2018 Barbadian general election

24 May 2018

All 30 seats in the House of Assembly
16 seats needed for a majority
Turnout59.56% (2.46pp)
  First party Second party
 
Leader Mia Mottley Freundel Stuart
Party BLP DLP
Leader since 26 February 2013 23 October 2010
Leader's seat St. Michael North East St. Michael South
(defeated)
Last election 48.22%, 14 seats 16 seats, 51.3%
Seats won 30 0
Seat change 16 16
Popular vote 112,955 33,551
Percentage 73.47% 21.82%
Swing 25.25pp 29.48pp

Results by constituency

Prime Minister before election

Freundel Stuart
DLP

Elected Prime Minister

Mia Mottley
BLP

General elections were held in Barbados on 24 May 2018. The result was a landslide victory for the opposition Barbados Labour Party (BLP), which won all 30 seats in the House of Assembly, resulting in BLP leader Mia Mottley becoming the country's first female Prime Minister. The BLP's victory was the first time a party had won every seat in the House of Assembly. Previously, the most one-sided result for a Barbadian election had been in 1999, when the BLP won 26 of the 28 seats. The BLP's 73.5 percent vote share was also the highest on record.

The ruling Democratic Labour Party (DLP) led by Freundel Stuart lost all 16 seats, the worst defeat of a sitting government in Barbadian history. The DLP saw its vote share more than halve compared to the previous elections in 2013, with only one of its candidates receiving more than 40 percent of the vote. Stuart was defeated in his own constituency, receiving only 26.7 percent of the vote, the second time a sitting Prime Minister had lost their own seat.
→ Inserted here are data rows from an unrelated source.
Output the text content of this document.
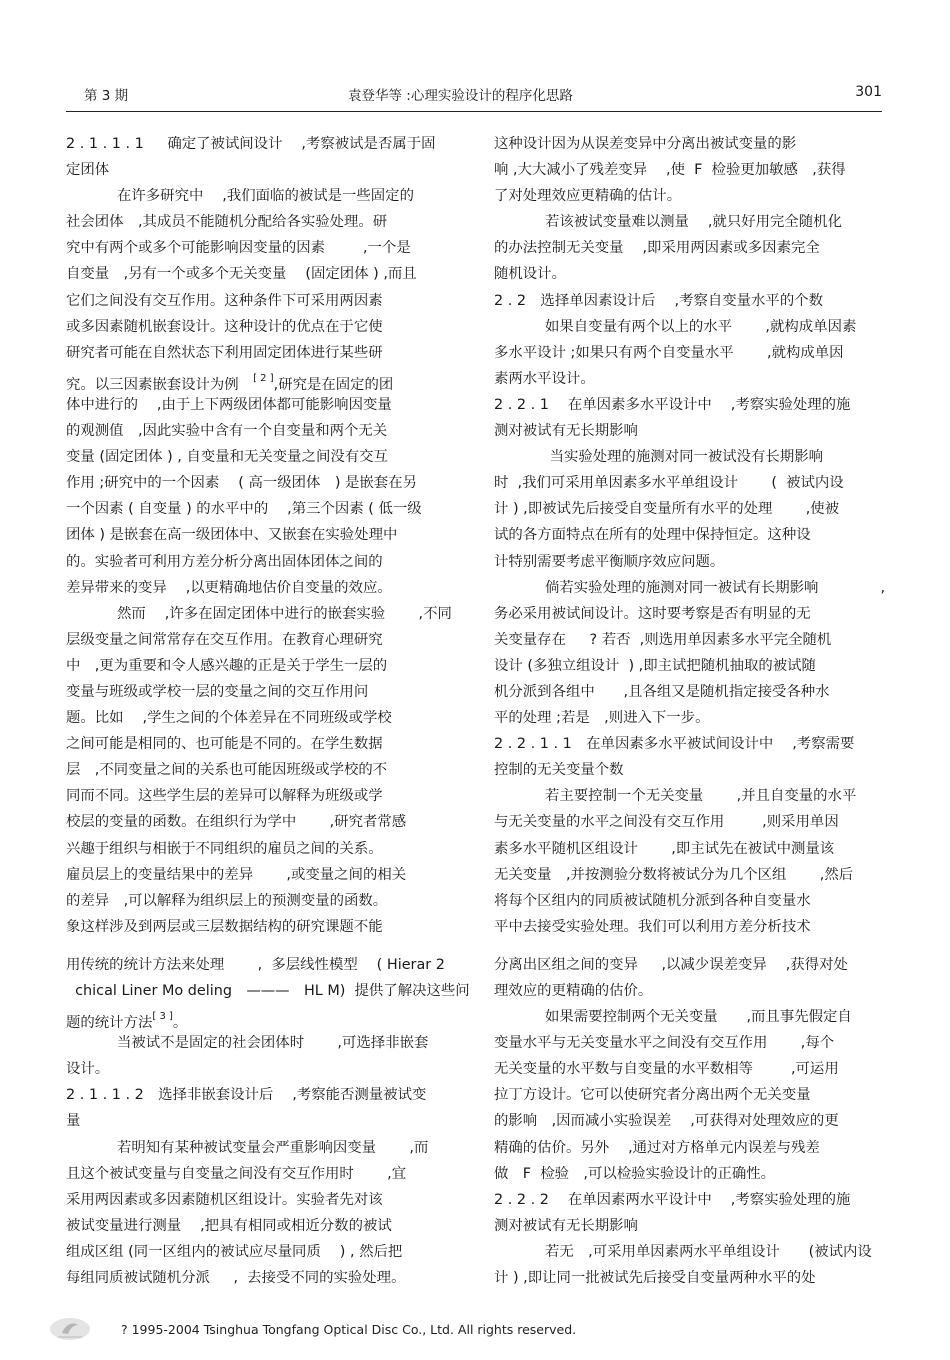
第 3 期	袁登华等 :心理实验设计的程序化思路	301
2 . 1 . 1 . 1　  确定了被试间设计　 ,考察被试是否属于固
定团体
在许多研究中　 ,我们面临的被试是一些固定的
社会团体　,其成员不能随机分配给各实验处理。研
究中有两个或多个可能影响因变量的因素　　  ,一个是
自变量　,另有一个或多个无关变量　 (固定团体 ) ,而且
它们之间没有交互作用。这种条件下可采用两因素
或多因素随机嵌套设计。这种设计的优点在于它使
研究者可能在自然状态下利用固定团体进行某些研
究。以三因素嵌套设计为例　[ 2 ],研究是在固定的团
体中进行的　 ,由于上下两级团体都可能影响因变量
的观测值　,因此实验中含有一个自变量和两个无关
变量 (固定团体 ) , 自变量和无关变量之间没有交互
作用 ;研究中的一个因素　 ( 高一级团体　) 是嵌套在另
一个因素 ( 自变量 ) 的水平中的　 ,第三个因素 ( 低一级
团体 ) 是嵌套在高一级团体中、又嵌套在实验处理中
的。实验者可利用方差分析分离出固体团体之间的
差异带来的变异　 ,以更精确地估价自变量的效应。
然而　 ,许多在固定团体中进行的嵌套实验　　 ,不同
层级变量之间常常存在交互作用。在教育心理研究
中　,更为重要和令人感兴趣的正是关于学生一层的
变量与班级或学校一层的变量之间的交互作用问
题。比如　 ,学生之间的个体差异在不同班级或学校
之间可能是相同的、也可能是不同的。在学生数据
层　,不同变量之间的关系也可能因班级或学校的不
同而不同。这些学生层的差异可以解释为班级或学
校层的变量的函数。在组织行为学中　　 ,研究者常感
兴趣于组织与相嵌于不同组织的雇员之间的关系。
雇员层上的变量结果中的差异　　 ,或变量之间的相关
的差异　,可以解释为组织层上的预测变量的函数。
象这样涉及到两层或三层数据结构的研究课题不能
用传统的统计方法来处理　　 ,  多层线性模型　 ( Hierar 2
chical Liner Mo deling　———　HL M)  提供了解决这些问
题的统计方法[ 3 ]。
当被试不是固定的社会团体时　　 ,可选择非嵌套
设计。
2 . 1 . 1 . 2　选择非嵌套设计后　 ,考察能否测量被试变
量
若明知有某种被试变量会严重影响因变量　　 ,而
且这个被试变量与自变量之间没有交互作用时　　 ,宜
采用两因素或多因素随机区组设计。实验者先对该
被试变量进行测量　 ,把具有相同或相近分数的被试
组成区组 (同一区组内的被试应尽量同质　 ) , 然后把
每组同质被试随机分派　  ,  去接受不同的实验处理。
这种设计因为从误差变异中分离出被试变量的影
响 ,大大减小了残差变异　 ,使  F  检验更加敏感　,获得
了对处理效应更精确的估计。
若该被试变量难以测量　 ,就只好用完全随机化
的办法控制无关变量　 ,即采用两因素或多因素完全
随机设计。
2 . 2　选择单因素设计后　 ,考察自变量水平的个数
如果自变量有两个以上的水平　　 ,就构成单因素
多水平设计 ;如果只有两个自变量水平　　 ,就构成单因
素两水平设计。
2 . 2 . 1　 在单因素多水平设计中　 ,考察实验处理的施
测对被试有无长期影响
当实验处理的施测对同一被试没有长期影响
时  ,我们可采用单因素多水平单组设计　　 (  被试内设
计 ) ,即被试先后接受自变量所有水平的处理　　 ,使被
试的各方面特点在所有的处理中保持恒定。这种设
计特别需要考虑平衡顺序效应问题。
倘若实验处理的施测对同一被试有长期影响　　　　 ,
务必采用被试间设计。这时要考察是否有明显的无
关变量存在　  ? 若否  ,则选用单因素多水平完全随机
设计 (多独立组设计  ) ,即主试把随机抽取的被试随
机分派到各组中　　,且各组又是随机指定接受各种水
平的处理 ;若是　,则进入下一步。
2 . 2 . 1 . 1　在单因素多水平被试间设计中　 ,考察需要
控制的无关变量个数
若主要控制一个无关变量　　 ,并且自变量的水平
与无关变量的水平之间没有交互作用　　  ,则采用单因
素多水平随机区组设计　　 ,即主试先在被试中测量该
无关变量　,并按测验分数将被试分为几个区组　　 ,然后
将每个区组内的同质被试随机分派到各种自变量水
平中去接受实验处理。我们可以利用方差分析技术
分离出区组之间的变异　  ,以减少误差变异　 ,获得对处
理效应的更精确的估价。
如果需要控制两个无关变量　　,而且事先假定自
变量水平与无关变量水平之间没有交互作用　　 ,每个
无关变量的水平数与自变量的水平数相等　　  ,可运用
拉丁方设计。它可以使研究者分离出两个无关变量
的影响　,因而减小实验误差　 ,可获得对处理效应的更
精确的估价。另外　 ,通过对方格单元内误差与残差
做　F  检验　,可以检验实验设计的正确性。
2 . 2 . 2　 在单因素两水平设计中　 ,考察实验处理的施
测对被试有无长期影响
若无　,可采用单因素两水平单组设计　　(被试内设
计 ) ,即让同一批被试先后接受自变量两种水平的处
? 1995-2004 Tsinghua Tongfang Optical Disc Co., Ltd. All rights reserved.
It was also the first time since independence that the constituency of St John, a traditionally DLP stronghold, was won by the BLP.
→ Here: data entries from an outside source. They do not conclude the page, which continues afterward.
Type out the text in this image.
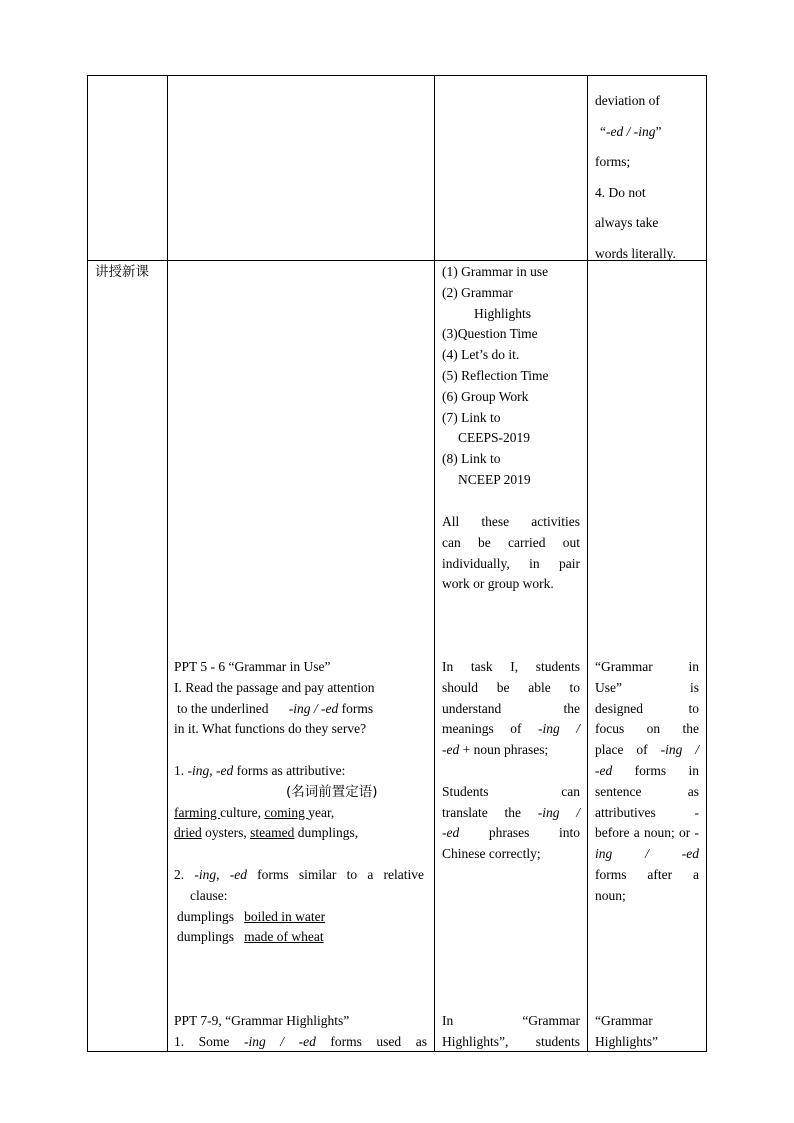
deviation of
“-ed / -ing”
forms;
4. Do not
always take
words literally.
讲授新课	(1) Grammar in use
(2) Grammar
Highlights
(3)Question Time
(4) Let’s do it.
(5) Reflection Time
(6) Group Work
(7) Link to
CEEPS-2019
(8) Link to
NCEEP 2019
All these activities
can be carried out
individually, in pair
work or group work.
PPT 5 - 6 “Grammar in Use”
I. Read the passage and pay attention
to the underlined -ing / -ed forms
in it. What functions do they serve?

1. -ing, -ed forms as attributive:
(名词前置定语)
farming culture, coming year,
dried oysters, steamed dumplings,

2. -ing, -ed forms similar to a relative
clause:
dumplings boiled in water
dumplings made of wheat
In task I, students
should be able to
understand the
meanings of -ing /
-ed + noun phrases;

Students can
translate the -ing /
-ed phrases into
Chinese correctly;
“Grammar in
Use” is
designed to
focus on the
place of -ing /
-ed forms in
sentence as
attributives -
before a noun; or -ing / -ed
forms after a
noun;
PPT 7-9, “Grammar Highlights”
1. Some -ing / -ed forms used as
In “Grammar
Highlights”, students
“Grammar
Highlights”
The election was fought primarily on the DLP's stewardship of the economy during its decade in power. The government had had to contend with numerous downgrades of its credit rating due to fallout from the 2008 financial crisis. The BLP criticised the DLP over rising taxes and a declining standard of living, and promised numerous infrastructure upgrades if elected.